THE CREATOR HIMSELF. Just like my son does things as a five-year-old that remind me of how I used to be, things that he’s never seen me do, so the world cannot help but show us the glory and grace of the Father of us all.

Summer 22

Parables are teaching us lessons about life, certainly that is true. But, perhaps more importantly, parables are first teaching us that God is so close to us that we can miss Him if we don’t stop and breath, stop and ponder, stop and gaze, stop and let inside all of the millions of little bits of information that our senses are taking in every moment.

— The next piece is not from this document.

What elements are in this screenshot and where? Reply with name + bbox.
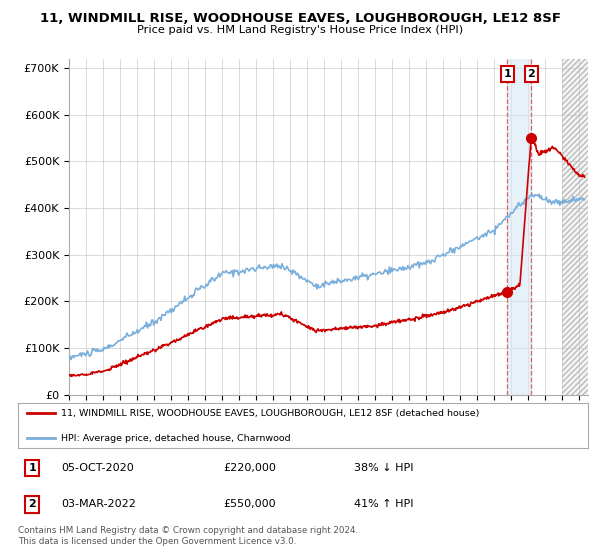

Moltmann led into that statement about the parables saying this of the kingdom of God:

It is one thing to define the proper concepts about life, and quite another to live rightly. It is one thing to learn a concept of happiness, and another to be happy. And so it is one thing to reduce the kingdom of God to a definition, and another to experience it, to feel it, to see it and to taste it.

Jürgen Moltmann

Don’t miss what is happening around you.

Don’t overlook the little gestures the world is making.

What we might be missing are the very stories of God and His kingdom as they are birthed by every tick of the clock, by every moment that slips from present to past.